第104章 食人族里出轨闺蜜蛇蛇男友32
“刚来了一只不懂事的野猫,打翻了杯子。我要休息了,有什么事明天再说。"Flock的声音
隔着石门,带着不容置疑的终结意味,将门外慈昕的关切与疑虑生生堵了回去。
石门外,慈昕的脚步声带着不甘和一丝难以言喻的失落,渐行渐远,最终消失在部落的夜色里。
石室内,重归寂静,只剩下篝火噼啪作响和两人交缠的、略显粗重的呼吸声。
Flock低头,看着怀中泪痕未干、发丝凌乱粘在颊边、衣衫更是被扯得松散,露出大片雪白肌肤和新鲜红痕的许愿。
他粗粝的指腹,带着不容抗拒的力道,重重擦过她颈间那道刚刚被他烙印下的、清晰刺目的红痕,引得她一阵细微的战栗。
他的声音低沉喑哑,如同被困在陷阱中的猛兽发出的咆哮,带着灼热的气息喷在她的耳廓:
“听见了?她走了。”
他的手臂如铁箍般收紧,将她更密实地嵌入自己滚烫的怀抱,几乎要揉进骨血里。
他俯下身,鼻尖蹭过她敏感到不断颤抖的颈侧,用一种近乎残忍的亲昵,低唤出那个此刻只属于他的、带着独占意味的称呼:
“现在,没人能打扰我们了……愿愿?”
接下来的两天两夜,Flock像是彻底挣脱了所有理智的缰绳,被一种连他自己都未曾预料到的、凶猛而纯粹的欲望所驱使。
那积压已久、甚至可能连他自己都未曾完全明晰的占有欲和控制欲,以一种近乎野蛮的、不容任何拒绝的方式,尽数倾泻在许愿身上。
他不知疲倦,更不知节制。
反复地、固执地、甚至带着点探索般的痴迷,用最原始直接的行为,在她身体的每一寸肌肤上留下属于他的印记。
在她被折腾得模糊涣散的意识里,强行镌刻下独属于他的气息和存在感。
“疯了!这家伙绝对是疯了!”
“两天两夜!整整四十八个小时啊!他是永动机吗?!一次都没合过眼!”
许愿只觉得全身的骨头都快散架了,每一寸肌肉都在发出哀鸣,意识在清醒与昏沉的边缘反复横跳。

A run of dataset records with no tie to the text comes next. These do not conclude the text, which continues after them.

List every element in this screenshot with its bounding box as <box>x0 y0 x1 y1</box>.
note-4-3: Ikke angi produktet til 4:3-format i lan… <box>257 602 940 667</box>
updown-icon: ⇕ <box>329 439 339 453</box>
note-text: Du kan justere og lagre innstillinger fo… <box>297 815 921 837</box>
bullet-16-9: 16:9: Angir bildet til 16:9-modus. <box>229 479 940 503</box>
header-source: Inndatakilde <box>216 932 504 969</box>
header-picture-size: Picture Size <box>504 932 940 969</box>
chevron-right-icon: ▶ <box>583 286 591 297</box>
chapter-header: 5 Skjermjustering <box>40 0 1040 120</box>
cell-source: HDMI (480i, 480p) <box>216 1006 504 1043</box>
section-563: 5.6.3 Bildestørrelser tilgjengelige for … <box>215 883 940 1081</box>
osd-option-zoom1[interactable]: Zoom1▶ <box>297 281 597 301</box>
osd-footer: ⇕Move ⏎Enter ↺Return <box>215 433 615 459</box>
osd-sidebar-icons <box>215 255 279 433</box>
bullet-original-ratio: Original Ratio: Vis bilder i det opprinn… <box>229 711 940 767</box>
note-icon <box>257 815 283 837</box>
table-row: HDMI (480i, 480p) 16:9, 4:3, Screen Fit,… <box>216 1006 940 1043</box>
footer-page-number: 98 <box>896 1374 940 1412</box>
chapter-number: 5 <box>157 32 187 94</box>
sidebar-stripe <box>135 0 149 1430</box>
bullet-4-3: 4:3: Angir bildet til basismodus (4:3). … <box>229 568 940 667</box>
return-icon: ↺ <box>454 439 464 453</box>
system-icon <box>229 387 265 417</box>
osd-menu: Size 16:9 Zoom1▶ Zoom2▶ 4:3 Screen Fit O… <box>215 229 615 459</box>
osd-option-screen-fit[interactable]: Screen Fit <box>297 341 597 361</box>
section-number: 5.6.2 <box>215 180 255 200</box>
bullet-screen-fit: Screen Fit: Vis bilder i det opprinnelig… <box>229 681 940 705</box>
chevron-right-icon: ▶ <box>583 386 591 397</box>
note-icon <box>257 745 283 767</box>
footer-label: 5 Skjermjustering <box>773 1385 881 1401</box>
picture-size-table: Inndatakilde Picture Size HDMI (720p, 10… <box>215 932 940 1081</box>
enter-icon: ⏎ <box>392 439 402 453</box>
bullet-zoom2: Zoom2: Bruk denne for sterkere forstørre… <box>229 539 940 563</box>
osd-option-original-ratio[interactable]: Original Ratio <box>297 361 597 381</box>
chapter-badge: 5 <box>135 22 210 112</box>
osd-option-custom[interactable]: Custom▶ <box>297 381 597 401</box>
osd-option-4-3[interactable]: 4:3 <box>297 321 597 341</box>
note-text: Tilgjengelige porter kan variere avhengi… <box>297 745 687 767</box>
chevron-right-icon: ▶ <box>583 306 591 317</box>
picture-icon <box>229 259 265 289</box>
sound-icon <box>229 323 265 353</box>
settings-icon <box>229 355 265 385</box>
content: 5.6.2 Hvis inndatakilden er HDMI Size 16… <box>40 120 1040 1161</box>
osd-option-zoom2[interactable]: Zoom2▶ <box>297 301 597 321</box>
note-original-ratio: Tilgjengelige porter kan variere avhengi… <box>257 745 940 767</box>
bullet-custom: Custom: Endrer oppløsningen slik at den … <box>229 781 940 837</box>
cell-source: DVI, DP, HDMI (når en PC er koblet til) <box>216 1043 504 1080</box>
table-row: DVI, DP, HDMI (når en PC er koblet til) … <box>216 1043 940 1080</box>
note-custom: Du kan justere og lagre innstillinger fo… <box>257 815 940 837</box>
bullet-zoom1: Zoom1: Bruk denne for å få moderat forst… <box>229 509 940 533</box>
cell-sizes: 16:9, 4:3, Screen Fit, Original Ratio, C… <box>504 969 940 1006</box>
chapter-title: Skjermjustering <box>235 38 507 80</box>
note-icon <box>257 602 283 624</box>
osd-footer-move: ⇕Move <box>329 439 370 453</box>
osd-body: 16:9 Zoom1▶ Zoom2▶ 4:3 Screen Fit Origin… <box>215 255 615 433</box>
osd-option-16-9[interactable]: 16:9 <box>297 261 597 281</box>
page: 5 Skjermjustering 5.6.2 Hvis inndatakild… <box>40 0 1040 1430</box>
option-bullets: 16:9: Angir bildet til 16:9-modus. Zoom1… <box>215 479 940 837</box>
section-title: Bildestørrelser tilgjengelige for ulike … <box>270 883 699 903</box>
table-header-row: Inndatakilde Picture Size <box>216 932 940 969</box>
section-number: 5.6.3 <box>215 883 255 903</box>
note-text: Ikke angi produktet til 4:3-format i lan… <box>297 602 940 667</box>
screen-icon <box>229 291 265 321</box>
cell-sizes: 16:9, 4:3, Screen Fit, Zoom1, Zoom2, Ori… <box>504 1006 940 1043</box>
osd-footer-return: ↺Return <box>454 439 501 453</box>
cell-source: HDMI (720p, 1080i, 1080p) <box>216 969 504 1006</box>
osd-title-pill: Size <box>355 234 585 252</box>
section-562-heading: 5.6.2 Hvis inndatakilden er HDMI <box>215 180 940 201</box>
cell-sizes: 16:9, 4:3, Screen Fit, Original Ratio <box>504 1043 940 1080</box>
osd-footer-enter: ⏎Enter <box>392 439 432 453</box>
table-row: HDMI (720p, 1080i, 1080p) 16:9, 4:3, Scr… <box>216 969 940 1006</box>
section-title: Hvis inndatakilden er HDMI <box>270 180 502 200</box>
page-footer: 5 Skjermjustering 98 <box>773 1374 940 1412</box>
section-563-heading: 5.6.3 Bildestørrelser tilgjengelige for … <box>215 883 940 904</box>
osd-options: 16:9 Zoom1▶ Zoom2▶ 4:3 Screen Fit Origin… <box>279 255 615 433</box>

她感觉自己像一块被反复揉捏、几乎要失去原形的面团,反复被啃咬、舔舐,连一点渣滓都不肯放过的肉骨头。
“救命……这真的不会精净人亡吗?”
“……再这样下去,我不会就要成为第一个因为这种事而英勇就义的穿越者了!这死法也太不光彩了吧!”
趁着Flock的动作似乎有片刻缓隙,许愿用尽最后一点力气,抬起仿佛灌了铅的手臂,软软地搭在他汗湿的胸膛上。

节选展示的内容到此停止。